For this reason, a critical feature of any online citator is its ability to narrow down the citation results list. KeyCite and Shepard's utilize different methods. Shepard's incorporates Lexis's powerful Focus feature, which allows researchers (at no additional cost) to conduct additional searches on a particular results set. For example, if a Shepard's search reveals 678 citing references, the researcher can refine this list by conducting an additional search of these 678 documents. This feature is a wonderful and cost-effective way to find a needle in the digital haystack.
At present, there is no similar feature available in KeyCite, although company officials have indicated that West's corresponding Locate feature will be incorporated shortly. What KeyCite does offer is the ability to narrow a results list using West's digest topics and key numbers.
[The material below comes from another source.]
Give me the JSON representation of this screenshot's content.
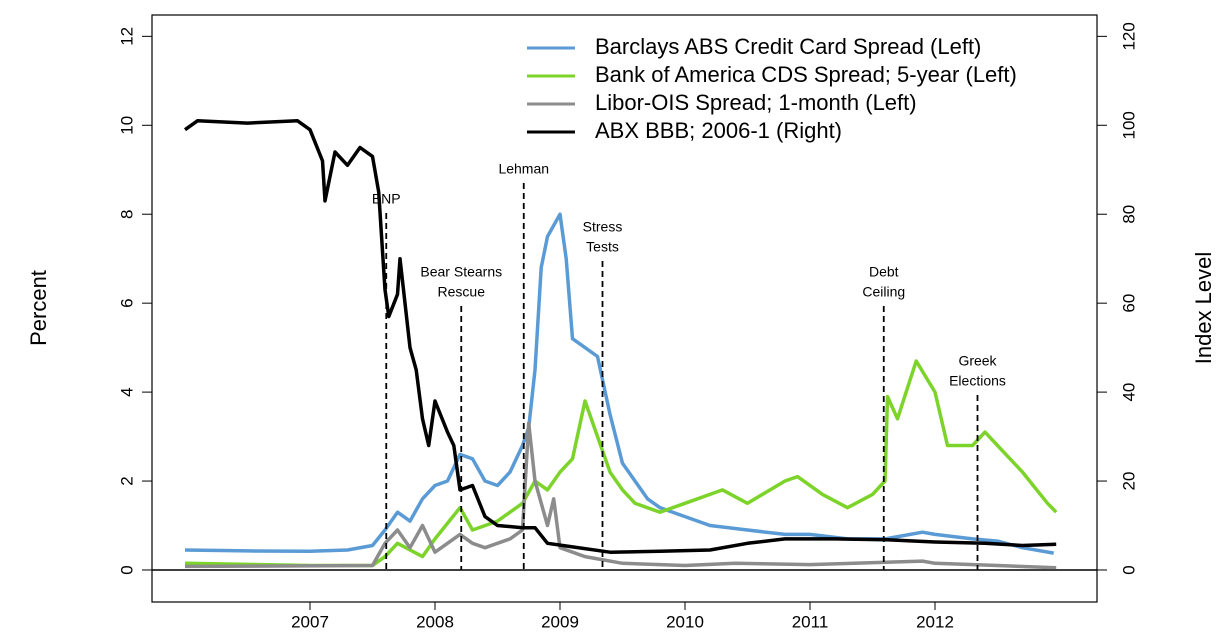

In fact, the description of each West key number can be viewed when limiting a results list, making it easy to pinpoint the cases that deal with the particular issue that is being researched.
A similar function is also offered in Shepard's, although the full text of each key number is not available. Rather, a researcher must know which key number to select when limiting a particular search. Unless the researcher has the West Digest handy, the implementation of this feature is difficult.
Another innovative feature offered only in KeyCite is the Table of Authorities, which takes every authority discussed in the cited case and presents it in a table that contains a visual cue (red, yellow, or blue flag) for each reference. This analysis allows researches to quickly examine the underlying authority that the particular case is based on and better assess the overall stability of the case.
Both Shine in the Key Area
While there are several differences in presentation style, both citators now excel in the most important area-determining whether a cited authority is still good law. Previous weaknesses in each citator have been eliminated, and now both generate current and comprehensive reports.
Shepard's previously had the edge in scope-it covered statutes and pre-National Reporter system cases. The new version of KeyCite now covers these areas. Conversely, in head-to-head comparison, KeyCite generated more cited references than the prior online version of Shepard's. This difference exists because KeyCite analyzed over 600 law reviews, unpublished decisions, and scores of secondary sources, while Shepard's did not. Today, Shepard's covers over 400 law reviews, unpublished decisions, and any treatise found on Lexis, substantially shrinking that differential.
Another important area of similarity is price. Both KeyCite and Shepard's charge $3.75 for each search. Although there may be additional charges for viewing cited cases and printing or sending an e-mail text of results, cost is not a determining factor-especially when compared to the billable hour time it took to cite check cases the old-fashioned way.
Because of the substantive similarities, it is hard for researchers to make a bad choice. Which one is right for a particular firm probably depends more on personal preferences and which online giant offers the better deal. In any event, the consequence of this war of citators has resulted in substantial improvement to both products, making legal researchers the ultimate victor.